Your brain is your most important organ and demands a plentiful supply of blood yet few of us have much naturally provided thermal insulation in that area. We lose a lot of body heat through our heads so it makes sense to provide this area with its own extra insulation before covering any other part of your body. Convention dictates that we look rather silly if we wear a diving hood and no suit so divers tend to dress in a diving wetsuit as a first step to keeping warm.
That said, a hood is a low-tech solution to an age-old problem so do not omit to take one along with you. If you find you feel cold in your suit alone, adding a hood can make a big difference.

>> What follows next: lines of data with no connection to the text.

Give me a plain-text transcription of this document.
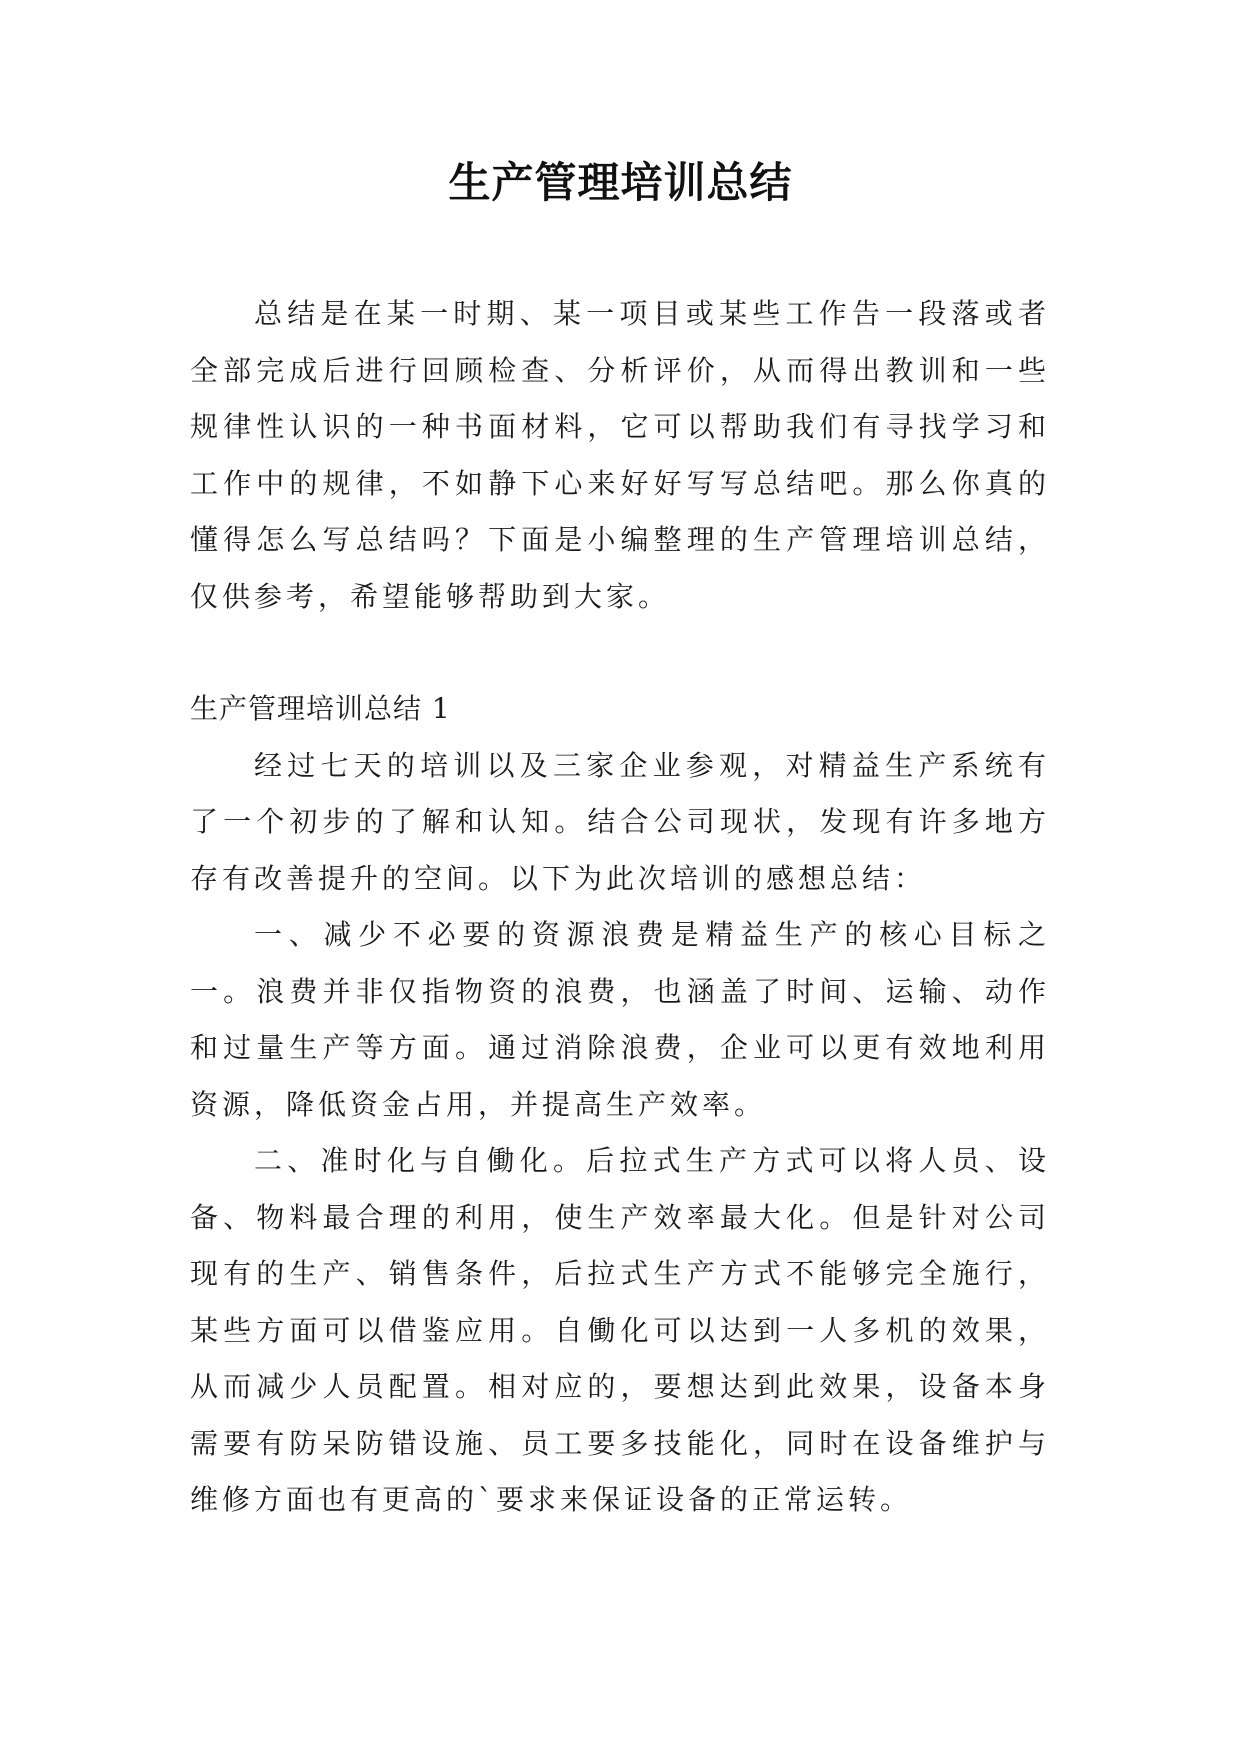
生产管理培训总结

总结是在某一时期、某一项目或某些工作告一段落或者全部完成后进行回顾检查、分析评价，从而得出教训和一些规律性认识的一种书面材料，它可以帮助我们有寻找学习和工作中的规律，不如静下心来好好写写总结吧。那么你真的懂得怎么写总结吗？下面是小编整理的生产管理培训总结，仅供参考，希望能够帮助到大家。

生产管理培训总结 1

经过七天的培训以及三家企业参观，对精益生产系统有了一个初步的了解和认知。结合公司现状，发现有许多地方存有改善提升的空间。以下为此次培训的感想总结：

一、减少不必要的资源浪费是精益生产的核心目标之一。浪费并非仅指物资的浪费，也涵盖了时间、运输、动作和过量生产等方面。通过消除浪费，企业可以更有效地利用资源，降低资金占用，并提高生产效率。

二、准时化与自働化。后拉式生产方式可以将人员、设备、物料最合理的利用，使生产效率最大化。但是针对公司现有的生产、销售条件，后拉式生产方式不能够完全施行，某些方面可以借鉴应用。自働化可以达到一人多机的效果，从而减少人员配置。相对应的，要想达到此效果，设备本身需要有防呆防错设施、员工要多技能化，同时在设备维护与维修方面也有更高的`要求来保证设备的正常运转。
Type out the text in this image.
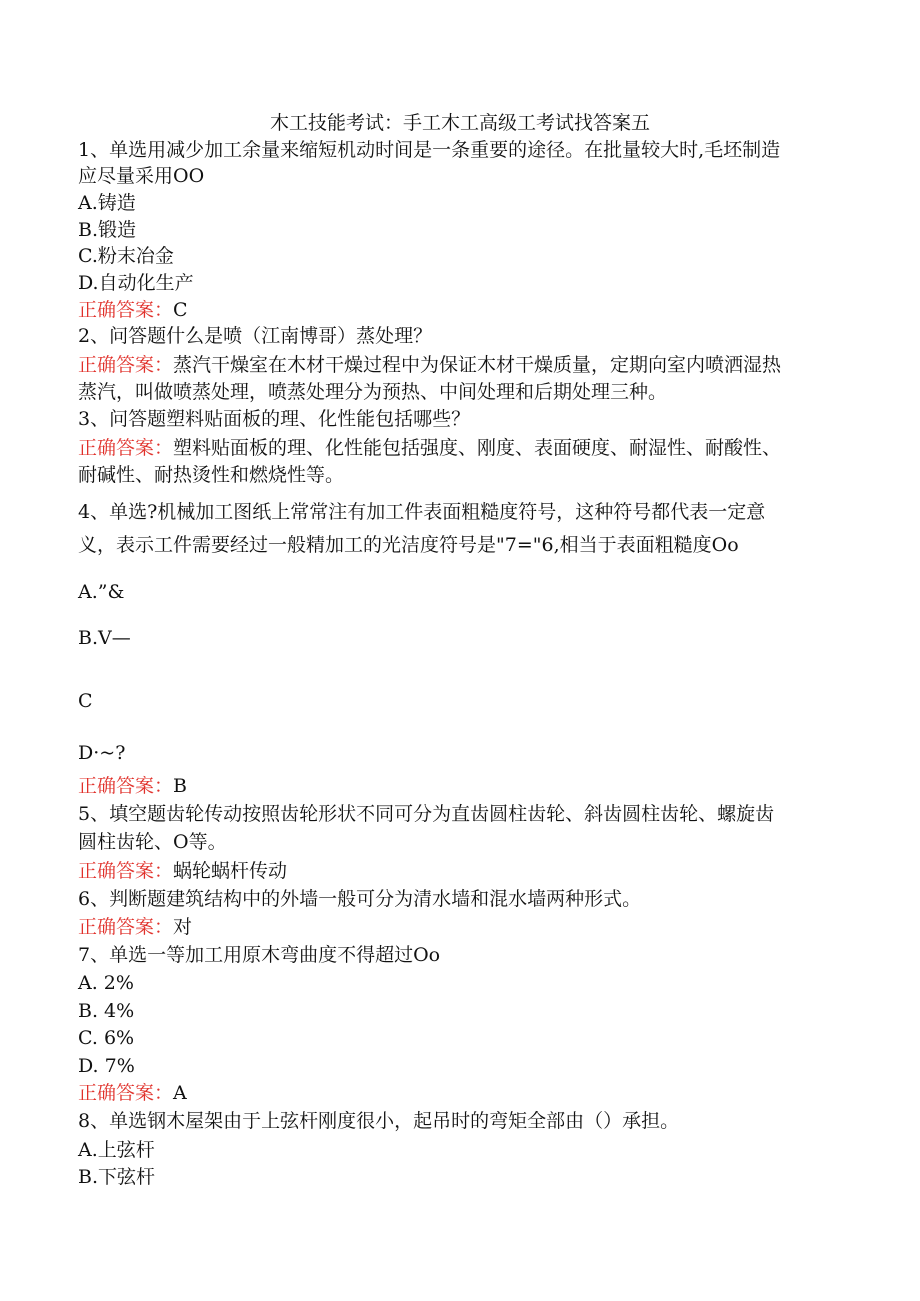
木工技能考试：手工木工高级工考试找答案五
1、单选用减少加工余量来缩短机动时间是一条重要的途径。在批量较大时,毛坯制造
应尽量采用OO
A.铸造
B.锻造
C.粉末冶金
D.自动化生产
正确答案：C
2、问答题什么是喷（江南博哥）蒸处理？
正确答案：蒸汽干燥室在木材干燥过程中为保证木材干燥质量，定期向室内喷洒湿热
蒸汽，叫做喷蒸处理，喷蒸处理分为预热、中间处理和后期处理三种。
3、问答题塑料贴面板的理、化性能包括哪些？
正确答案：塑料贴面板的理、化性能包括强度、刚度、表面硬度、耐湿性、耐酸性、
耐碱性、耐热烫性和燃烧性等。
4、单选?机械加工图纸上常常注有加工件表面粗糙度符号，这种符号都代表一定意
义，表示工件需要经过一般精加工的光洁度符号是"7="6,相当于表面粗糙度Oo
A.”&
B.V—
C
D·~?
正确答案：B
5、填空题齿轮传动按照齿轮形状不同可分为直齿圆柱齿轮、斜齿圆柱齿轮、螺旋齿
圆柱齿轮、O等。
正确答案：蜗轮蜗杆传动
6、判断题建筑结构中的外墙一般可分为清水墙和混水墙两种形式。
正确答案：对
7、单选一等加工用原木弯曲度不得超过Oo
A. 2%
B. 4%
C. 6%
D. 7%
正确答案：A
8、单选钢木屋架由于上弦杆刚度很小，起吊时的弯矩全部由（）承担。
A.上弦杆
B.下弦杆
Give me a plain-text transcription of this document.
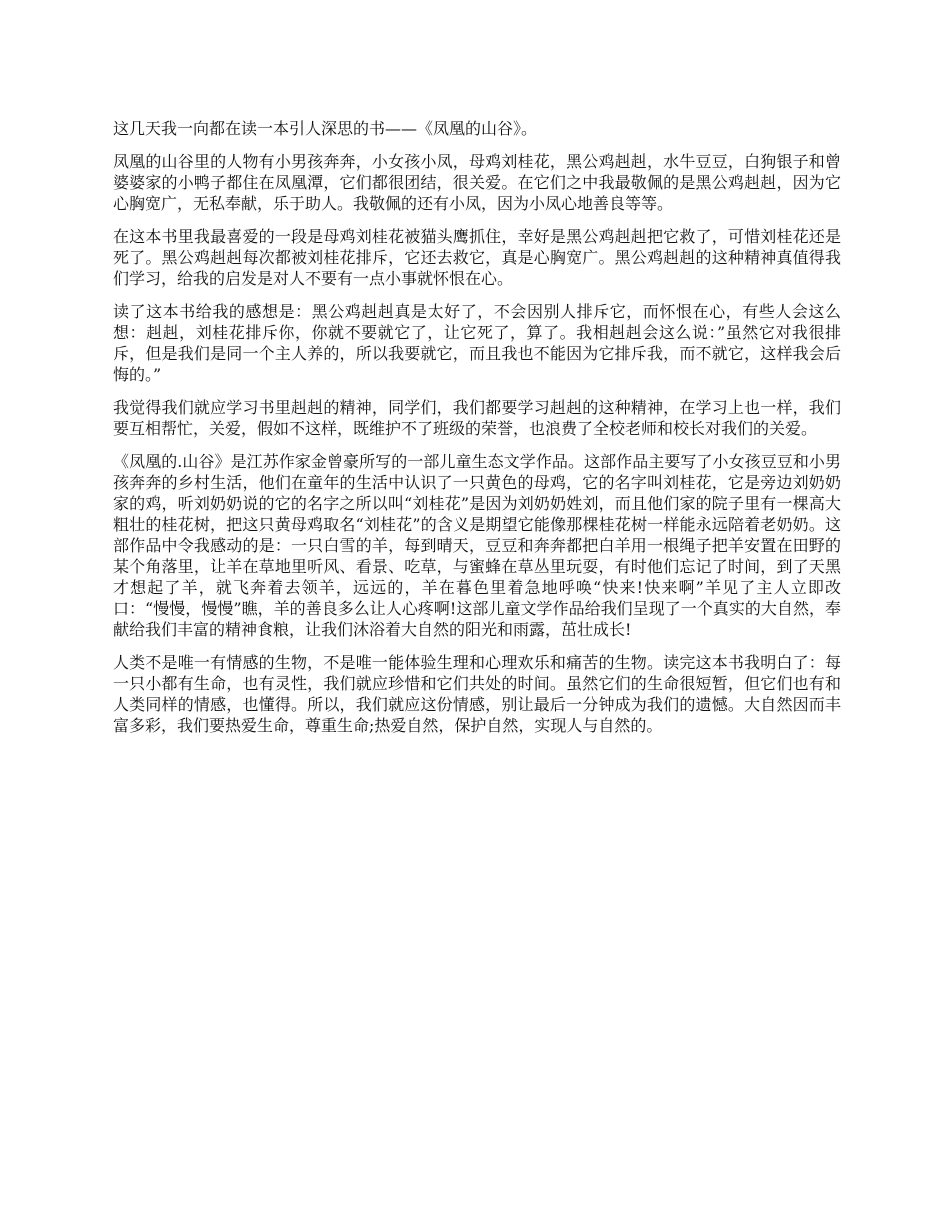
这几天我一向都在读一本引人深思的书——《凤凰的山谷》。

凤凰的山谷里的人物有小男孩奔奔，小女孩小凤，母鸡刘桂花，黑公鸡赳赳，水牛豆豆，白狗银子和曾婆婆家的小鸭子都住在凤凰潭，它们都很团结，很关爱。在它们之中我最敬佩的是黑公鸡赳赳，因为它心胸宽广，无私奉献，乐于助人。我敬佩的还有小凤，因为小凤心地善良等等。

在这本书里我最喜爱的一段是母鸡刘桂花被猫头鹰抓住，幸好是黑公鸡赳赳把它救了，可惜刘桂花还是死了。黑公鸡赳赳每次都被刘桂花排斥，它还去救它，真是心胸宽广。黑公鸡赳赳的这种精神真值得我们学习，给我的启发是对人不要有一点小事就怀恨在心。

读了这本书给我的感想是：黑公鸡赳赳真是太好了，不会因别人排斥它，而怀恨在心，有些人会这么想：赳赳，刘桂花排斥你，你就不要就它了，让它死了，算了。我相赳赳会这么说：”虽然它对我很排斥，但是我们是同一个主人养的，所以我要就它，而且我也不能因为它排斥我，而不就它，这样我会后悔的。”

我觉得我们就应学习书里赳赳的精神，同学们，我们都要学习赳赳的这种精神，在学习上也一样，我们要互相帮忙，关爱，假如不这样，既维护不了班级的荣誉，也浪费了全校老师和校长对我们的关爱。

《凤凰的.山谷》是江苏作家金曾豪所写的一部儿童生态文学作品。这部作品主要写了小女孩豆豆和小男孩奔奔的乡村生活，他们在童年的生活中认识了一只黄色的母鸡，它的名字叫刘桂花，它是旁边刘奶奶家的鸡，听刘奶奶说的它的名字之所以叫“刘桂花”是因为刘奶奶姓刘，而且他们家的院子里有一棵高大粗壮的桂花树，把这只黄母鸡取名“刘桂花”的含义是期望它能像那棵桂花树一样能永远陪着老奶奶。这部作品中令我感动的是：一只白雪的羊，每到晴天，豆豆和奔奔都把白羊用一根绳子把羊安置在田野的某个角落里，让羊在草地里听风、看景、吃草，与蜜蜂在草丛里玩耍，有时他们忘记了时间，到了天黑才想起了羊，就飞奔着去领羊，远远的，羊在暮色里着急地呼唤“快来!快来啊”羊见了主人立即改口：“慢慢，慢慢”瞧，羊的善良多么让人心疼啊!这部儿童文学作品给我们呈现了一个真实的大自然，奉献给我们丰富的精神食粮，让我们沐浴着大自然的阳光和雨露，茁壮成长!

人类不是唯一有情感的生物，不是唯一能体验生理和心理欢乐和痛苦的生物。读完这本书我明白了：每一只小都有生命，也有灵性，我们就应珍惜和它们共处的时间。虽然它们的生命很短暂，但它们也有和人类同样的情感，也懂得。所以，我们就应这份情感，别让最后一分钟成为我们的遗憾。大自然因而丰富多彩，我们要热爱生命，尊重生命;热爱自然，保护自然，实现人与自然的。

Some hoods have a seal around the neck and face to stop cold water flushing through but you must allow water to reach your ears so that you can equalise the pressure as you go deeper. The face seal has a double function in that it stops exhaled air from entering and lodging in the top of the hood, giving the diver a pointy-headed effect. Some divers simply cut a small hole to allow any such air to escape while others have hoods fitted with a small valve or a hole hidden behind a secondary internal flap.
When you get cold your body automatically reduces the blood supply to your peripheries such as your hand and feet. For this reason, in the very cold conditions of high mountains or the Antarctic, explorers can lose toes or fingers to frostbite. Even in the cold winter conditions found in more temperate climates, we find comfort in a pair of warm gloves.
Handling rough surfaces or anything liable to hurt us, the wise wear suitably gloves, so a pair of diving gloves seems an obviously essential item of clothing for any diver, or does it?
If you are diving in cold conditions, to wear a warm pair of gloves seems sensible. You might even choose to wear a pair of thick woolly gloves under a pair of diver's dry-gloves that keep the water out completely. If you are moving about a wreck that might have rusting or jagged edges of steel, a stout pair of gloves is probably essential. If you are diving in some area where the currents are really fierce and you know you will need to cling on to the rocky substrate to stay in one place, a tough pair of gloves is an ideal solution. Gloves are available in materials from light canvas, through soft neoprene to almost indestructible Kevlar and even stainless-steel chain mail.
So having made a strong argument for the use of gloves would it surprise you to know that in some parts of the world, the use of gloves whilst scuba diving has been banned?
The underwater eco-system is a fragile one. Years ago, divers wore gloves to protect them from the effects of touching stinging corals. Today, divers are banned from wearing gloves in order to protect the corals from diver damage. If you do not know what it is, do not touch it. It may sting you or it may not, but at least you won't hurt it. Dive with your eyes, not your hands.